According to employees, a climate of constant vigil prevails at the FIC. They “feel like they’re Big Brother” and are constantly reminded that there are “cameras everywhere, if you do something wrong it’s a warning”, says the MPT. One was in a female environment, “without the employees knowing.”
The action, by the Labor Prosecutor Elisa Maria Brant de Carvalho Malta, asks for R$ 500 thousand in compensation and says that, despite “the irregularities identified by the MPT, […] the defendant did nothing to remedy the illicit acts”.
The judge handling the case must decide, as a next step, whether to grant an injunction to compel the FIC to comply with various legal requirements. One is to refrain from committing acts that imply discrimination and ridicule “through, for example, offensive anecdotes or stereotypes, especially in relation to aesthetic appearance, physical attributes and/or age (age)”.
Another: that the company no longer tolerates moral harassment, discrimination and any type of persecution, giving its contractors “respectful treatment and within the limits of cordiality
that must be present in labor relations”.
A practical example of conduct to be followed: stop demanding specific accessories, clothes, makeup or hairstyle from employees without granting them the items charged.
In the July hearing with the MPT, the defense says that old professionals were not “adjusting very much to the new routines that were imposed even for an improvement to the workplace and so that the company could also better serve the end of it”. The lawyer proposes that the Public Prosecutor’s Office go to the site “to verify what the company’s reality is like”, because the content of the action “has become a very partial thing”.
Kalled denies some points, such as the alleged presence of a camera in the bathroom. Malta, the prosecutor in the case, questioned the defendant about the signing of a TAC (Term of Adjustment of Conduct), which is a commitment for the investigated party to adapt to labor laws. The lawyer replied “that the company really disagrees a little with what happened” and that, if it ratifies the TAC, “it is assuming responsibility for something it did not commit”.

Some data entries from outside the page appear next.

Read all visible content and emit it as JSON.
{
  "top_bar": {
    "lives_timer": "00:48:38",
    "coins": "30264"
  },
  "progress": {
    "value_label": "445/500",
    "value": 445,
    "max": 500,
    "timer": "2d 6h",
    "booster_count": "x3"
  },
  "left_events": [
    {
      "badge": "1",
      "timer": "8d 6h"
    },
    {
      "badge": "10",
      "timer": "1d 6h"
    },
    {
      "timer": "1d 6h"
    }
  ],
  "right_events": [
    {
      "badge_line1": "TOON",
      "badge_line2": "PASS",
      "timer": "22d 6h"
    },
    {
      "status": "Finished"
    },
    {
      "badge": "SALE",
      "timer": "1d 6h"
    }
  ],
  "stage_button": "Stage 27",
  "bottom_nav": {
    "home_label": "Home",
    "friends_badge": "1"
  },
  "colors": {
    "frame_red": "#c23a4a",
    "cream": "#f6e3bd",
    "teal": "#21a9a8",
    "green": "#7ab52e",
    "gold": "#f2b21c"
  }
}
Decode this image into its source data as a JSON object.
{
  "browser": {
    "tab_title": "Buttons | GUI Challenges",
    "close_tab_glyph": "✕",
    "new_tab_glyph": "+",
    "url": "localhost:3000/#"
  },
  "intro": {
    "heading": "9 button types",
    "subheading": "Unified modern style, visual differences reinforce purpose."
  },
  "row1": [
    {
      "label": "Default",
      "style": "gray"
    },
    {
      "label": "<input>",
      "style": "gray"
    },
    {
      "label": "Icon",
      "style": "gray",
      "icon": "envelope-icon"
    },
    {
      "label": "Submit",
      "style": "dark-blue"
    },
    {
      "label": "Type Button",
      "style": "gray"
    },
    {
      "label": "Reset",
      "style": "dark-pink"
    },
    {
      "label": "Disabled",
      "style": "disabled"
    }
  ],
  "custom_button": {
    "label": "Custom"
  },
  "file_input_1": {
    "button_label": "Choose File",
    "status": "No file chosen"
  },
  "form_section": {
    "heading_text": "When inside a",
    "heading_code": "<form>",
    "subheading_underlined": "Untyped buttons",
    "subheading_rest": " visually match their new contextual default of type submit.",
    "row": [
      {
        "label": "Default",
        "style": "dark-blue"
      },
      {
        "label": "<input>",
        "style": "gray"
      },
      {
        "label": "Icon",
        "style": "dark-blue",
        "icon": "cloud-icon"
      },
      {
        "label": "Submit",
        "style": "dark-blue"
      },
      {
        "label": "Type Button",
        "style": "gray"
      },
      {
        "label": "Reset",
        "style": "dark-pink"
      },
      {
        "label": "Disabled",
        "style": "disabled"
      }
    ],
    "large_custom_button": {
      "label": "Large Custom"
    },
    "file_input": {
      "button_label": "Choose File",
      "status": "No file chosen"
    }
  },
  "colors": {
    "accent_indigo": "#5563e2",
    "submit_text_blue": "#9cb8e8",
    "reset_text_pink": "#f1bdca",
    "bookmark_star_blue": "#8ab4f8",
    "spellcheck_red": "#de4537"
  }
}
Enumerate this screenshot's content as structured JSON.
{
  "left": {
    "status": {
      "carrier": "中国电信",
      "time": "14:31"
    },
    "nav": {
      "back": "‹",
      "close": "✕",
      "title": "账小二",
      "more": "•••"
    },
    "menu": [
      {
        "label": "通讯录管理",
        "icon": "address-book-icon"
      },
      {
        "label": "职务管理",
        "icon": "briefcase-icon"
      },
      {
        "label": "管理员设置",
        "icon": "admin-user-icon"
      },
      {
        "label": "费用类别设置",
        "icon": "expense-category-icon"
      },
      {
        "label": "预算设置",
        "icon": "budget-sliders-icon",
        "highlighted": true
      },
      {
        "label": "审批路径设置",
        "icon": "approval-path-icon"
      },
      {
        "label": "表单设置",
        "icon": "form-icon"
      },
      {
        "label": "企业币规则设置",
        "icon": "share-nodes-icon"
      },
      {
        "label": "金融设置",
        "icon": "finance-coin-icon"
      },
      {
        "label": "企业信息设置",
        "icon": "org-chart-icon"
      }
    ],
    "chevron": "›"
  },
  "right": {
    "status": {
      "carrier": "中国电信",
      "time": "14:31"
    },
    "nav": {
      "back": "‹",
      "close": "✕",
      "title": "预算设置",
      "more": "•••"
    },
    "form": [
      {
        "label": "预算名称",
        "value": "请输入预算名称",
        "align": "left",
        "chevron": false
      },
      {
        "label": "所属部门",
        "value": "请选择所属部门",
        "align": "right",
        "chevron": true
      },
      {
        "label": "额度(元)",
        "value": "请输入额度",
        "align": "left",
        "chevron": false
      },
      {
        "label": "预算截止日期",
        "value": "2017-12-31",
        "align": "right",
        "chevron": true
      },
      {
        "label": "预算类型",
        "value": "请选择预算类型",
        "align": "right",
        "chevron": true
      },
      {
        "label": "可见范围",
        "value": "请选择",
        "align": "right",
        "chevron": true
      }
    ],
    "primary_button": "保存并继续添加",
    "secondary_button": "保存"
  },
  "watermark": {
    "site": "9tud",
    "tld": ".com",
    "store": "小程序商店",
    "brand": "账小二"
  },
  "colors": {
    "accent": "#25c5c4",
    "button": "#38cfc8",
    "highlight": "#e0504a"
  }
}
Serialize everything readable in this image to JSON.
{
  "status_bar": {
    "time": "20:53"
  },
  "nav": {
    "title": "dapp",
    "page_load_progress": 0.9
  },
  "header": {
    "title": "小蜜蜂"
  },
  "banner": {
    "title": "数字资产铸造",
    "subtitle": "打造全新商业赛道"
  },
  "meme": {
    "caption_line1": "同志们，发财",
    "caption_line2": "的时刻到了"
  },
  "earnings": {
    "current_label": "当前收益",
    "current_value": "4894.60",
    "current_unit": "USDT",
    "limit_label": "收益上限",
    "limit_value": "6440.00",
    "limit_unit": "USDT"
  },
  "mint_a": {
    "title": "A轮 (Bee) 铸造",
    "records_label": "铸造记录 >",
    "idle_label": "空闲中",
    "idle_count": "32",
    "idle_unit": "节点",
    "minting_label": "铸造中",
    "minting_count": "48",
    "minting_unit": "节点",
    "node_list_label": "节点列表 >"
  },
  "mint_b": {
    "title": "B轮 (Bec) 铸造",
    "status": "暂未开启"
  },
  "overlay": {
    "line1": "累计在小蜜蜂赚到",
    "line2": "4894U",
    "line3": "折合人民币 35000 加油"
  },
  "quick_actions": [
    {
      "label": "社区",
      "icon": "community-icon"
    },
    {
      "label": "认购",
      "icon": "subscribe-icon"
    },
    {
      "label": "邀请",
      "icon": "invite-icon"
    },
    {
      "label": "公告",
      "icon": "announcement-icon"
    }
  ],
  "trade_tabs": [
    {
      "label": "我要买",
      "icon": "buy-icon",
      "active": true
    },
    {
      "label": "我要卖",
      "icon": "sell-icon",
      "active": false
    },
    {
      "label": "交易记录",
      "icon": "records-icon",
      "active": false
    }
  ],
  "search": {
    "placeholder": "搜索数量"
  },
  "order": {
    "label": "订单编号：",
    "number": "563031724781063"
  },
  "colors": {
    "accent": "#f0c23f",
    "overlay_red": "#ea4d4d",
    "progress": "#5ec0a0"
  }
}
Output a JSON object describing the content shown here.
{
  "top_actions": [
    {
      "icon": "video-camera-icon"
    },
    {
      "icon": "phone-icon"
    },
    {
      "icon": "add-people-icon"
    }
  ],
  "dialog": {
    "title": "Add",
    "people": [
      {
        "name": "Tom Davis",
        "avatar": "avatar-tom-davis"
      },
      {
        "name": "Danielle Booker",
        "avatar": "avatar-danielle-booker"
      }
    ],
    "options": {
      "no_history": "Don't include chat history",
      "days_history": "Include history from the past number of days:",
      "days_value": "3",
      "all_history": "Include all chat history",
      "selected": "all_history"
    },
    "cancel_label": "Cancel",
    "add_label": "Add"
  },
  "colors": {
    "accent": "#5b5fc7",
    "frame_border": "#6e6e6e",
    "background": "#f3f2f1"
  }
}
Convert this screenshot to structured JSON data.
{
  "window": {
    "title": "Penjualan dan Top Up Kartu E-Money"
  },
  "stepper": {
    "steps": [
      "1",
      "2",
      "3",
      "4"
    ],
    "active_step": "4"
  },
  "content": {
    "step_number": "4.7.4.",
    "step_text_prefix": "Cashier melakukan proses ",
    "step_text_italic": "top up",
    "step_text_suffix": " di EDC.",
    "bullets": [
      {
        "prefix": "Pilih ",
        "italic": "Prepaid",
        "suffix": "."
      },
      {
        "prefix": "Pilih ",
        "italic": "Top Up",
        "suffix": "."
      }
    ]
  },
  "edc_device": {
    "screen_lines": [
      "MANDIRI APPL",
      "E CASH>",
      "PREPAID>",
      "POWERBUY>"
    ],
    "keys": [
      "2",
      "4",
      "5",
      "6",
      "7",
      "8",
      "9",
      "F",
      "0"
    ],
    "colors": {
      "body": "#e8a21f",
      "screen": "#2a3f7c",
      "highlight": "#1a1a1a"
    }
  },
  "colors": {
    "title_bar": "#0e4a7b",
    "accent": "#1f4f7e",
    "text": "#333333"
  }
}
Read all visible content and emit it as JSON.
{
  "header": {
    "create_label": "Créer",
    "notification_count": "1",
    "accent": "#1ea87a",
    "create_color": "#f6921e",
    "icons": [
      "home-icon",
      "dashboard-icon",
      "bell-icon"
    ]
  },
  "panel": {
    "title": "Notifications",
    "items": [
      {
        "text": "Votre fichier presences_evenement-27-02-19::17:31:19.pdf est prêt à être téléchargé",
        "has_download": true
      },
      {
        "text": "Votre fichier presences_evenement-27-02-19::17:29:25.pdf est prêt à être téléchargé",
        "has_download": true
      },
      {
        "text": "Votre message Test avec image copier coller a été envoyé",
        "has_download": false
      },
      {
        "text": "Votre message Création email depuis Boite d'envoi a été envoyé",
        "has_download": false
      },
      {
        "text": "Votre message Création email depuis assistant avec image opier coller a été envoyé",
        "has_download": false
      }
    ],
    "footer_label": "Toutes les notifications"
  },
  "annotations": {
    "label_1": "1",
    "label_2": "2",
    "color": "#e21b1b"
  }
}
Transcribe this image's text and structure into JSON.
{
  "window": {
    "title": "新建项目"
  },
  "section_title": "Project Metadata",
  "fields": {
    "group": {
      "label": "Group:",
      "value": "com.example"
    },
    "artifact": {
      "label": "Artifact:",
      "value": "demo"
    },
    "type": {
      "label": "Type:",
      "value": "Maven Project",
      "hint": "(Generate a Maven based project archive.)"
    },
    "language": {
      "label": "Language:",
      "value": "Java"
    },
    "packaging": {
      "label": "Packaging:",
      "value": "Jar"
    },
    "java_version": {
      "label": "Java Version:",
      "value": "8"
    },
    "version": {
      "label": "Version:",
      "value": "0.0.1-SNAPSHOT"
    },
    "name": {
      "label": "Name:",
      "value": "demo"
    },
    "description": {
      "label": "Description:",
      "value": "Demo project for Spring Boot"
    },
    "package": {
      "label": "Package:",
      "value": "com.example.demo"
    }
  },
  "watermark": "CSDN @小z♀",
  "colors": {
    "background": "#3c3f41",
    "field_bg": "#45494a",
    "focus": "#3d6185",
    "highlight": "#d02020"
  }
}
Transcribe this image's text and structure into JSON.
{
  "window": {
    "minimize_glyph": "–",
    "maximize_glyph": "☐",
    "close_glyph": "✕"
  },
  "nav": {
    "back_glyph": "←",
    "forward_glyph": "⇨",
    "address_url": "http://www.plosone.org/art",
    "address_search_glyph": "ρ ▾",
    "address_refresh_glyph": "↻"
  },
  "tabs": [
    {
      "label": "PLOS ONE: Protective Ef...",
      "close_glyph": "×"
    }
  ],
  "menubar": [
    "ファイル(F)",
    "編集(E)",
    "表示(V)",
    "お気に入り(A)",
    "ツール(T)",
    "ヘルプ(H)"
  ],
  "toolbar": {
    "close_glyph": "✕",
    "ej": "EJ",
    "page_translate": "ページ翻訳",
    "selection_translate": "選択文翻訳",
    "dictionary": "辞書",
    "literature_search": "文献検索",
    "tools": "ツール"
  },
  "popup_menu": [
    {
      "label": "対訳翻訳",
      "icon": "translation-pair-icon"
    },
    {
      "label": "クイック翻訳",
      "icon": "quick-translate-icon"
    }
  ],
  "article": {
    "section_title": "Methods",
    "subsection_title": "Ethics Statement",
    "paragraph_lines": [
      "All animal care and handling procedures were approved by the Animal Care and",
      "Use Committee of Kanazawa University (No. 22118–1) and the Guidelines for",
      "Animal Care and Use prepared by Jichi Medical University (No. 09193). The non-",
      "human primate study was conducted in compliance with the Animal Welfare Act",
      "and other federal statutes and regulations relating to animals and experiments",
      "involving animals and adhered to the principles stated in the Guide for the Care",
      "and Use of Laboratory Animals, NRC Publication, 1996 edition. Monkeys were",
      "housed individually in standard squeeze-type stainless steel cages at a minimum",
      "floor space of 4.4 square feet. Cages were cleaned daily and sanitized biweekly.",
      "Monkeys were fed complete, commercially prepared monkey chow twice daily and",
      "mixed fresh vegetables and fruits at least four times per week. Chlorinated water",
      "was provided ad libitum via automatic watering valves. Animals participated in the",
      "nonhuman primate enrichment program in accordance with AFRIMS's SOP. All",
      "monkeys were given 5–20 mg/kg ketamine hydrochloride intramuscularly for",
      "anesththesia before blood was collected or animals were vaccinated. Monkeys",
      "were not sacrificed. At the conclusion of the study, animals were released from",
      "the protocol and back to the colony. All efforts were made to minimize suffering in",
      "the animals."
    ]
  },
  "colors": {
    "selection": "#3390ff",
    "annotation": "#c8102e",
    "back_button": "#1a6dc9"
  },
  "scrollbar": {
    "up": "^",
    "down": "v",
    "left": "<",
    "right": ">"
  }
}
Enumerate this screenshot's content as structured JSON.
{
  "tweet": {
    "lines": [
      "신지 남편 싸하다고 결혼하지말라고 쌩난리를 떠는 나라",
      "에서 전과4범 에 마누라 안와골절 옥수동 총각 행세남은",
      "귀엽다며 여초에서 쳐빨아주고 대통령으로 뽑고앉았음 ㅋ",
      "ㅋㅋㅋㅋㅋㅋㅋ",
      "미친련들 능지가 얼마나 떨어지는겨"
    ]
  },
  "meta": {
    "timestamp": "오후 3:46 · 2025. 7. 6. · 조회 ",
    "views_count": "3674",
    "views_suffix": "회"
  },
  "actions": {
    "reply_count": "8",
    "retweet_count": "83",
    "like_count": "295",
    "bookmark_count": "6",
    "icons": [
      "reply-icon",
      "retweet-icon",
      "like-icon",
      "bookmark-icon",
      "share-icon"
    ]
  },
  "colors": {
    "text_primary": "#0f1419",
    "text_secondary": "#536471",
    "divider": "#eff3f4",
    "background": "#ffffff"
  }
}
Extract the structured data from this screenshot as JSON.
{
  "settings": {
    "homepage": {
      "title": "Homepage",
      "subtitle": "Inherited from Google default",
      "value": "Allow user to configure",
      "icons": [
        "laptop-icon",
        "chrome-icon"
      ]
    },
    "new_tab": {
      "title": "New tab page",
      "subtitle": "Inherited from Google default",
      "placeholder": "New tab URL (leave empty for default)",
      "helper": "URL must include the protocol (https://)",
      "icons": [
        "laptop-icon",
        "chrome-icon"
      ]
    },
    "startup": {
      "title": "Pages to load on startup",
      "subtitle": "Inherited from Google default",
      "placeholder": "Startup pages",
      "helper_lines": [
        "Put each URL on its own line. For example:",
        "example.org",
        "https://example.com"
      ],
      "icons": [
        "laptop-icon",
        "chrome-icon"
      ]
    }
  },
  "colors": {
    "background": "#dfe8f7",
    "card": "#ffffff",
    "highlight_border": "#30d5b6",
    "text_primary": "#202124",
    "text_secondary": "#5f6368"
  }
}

The foundation takes care of the RIT (International Television Network), with a presence on the internet and on open and pay TV. On the grid, attractions such as “Redação RIT”, “Jornal das 22” and a bunch of openly proselytizing content.
The “Show da Fé”, presented by the owner of the church, RR Soares, is the flagship of the program. On Wednesday afternoon (10), one of the programs, “Consultation with the Doctor”, discussed the topic of mental health at work.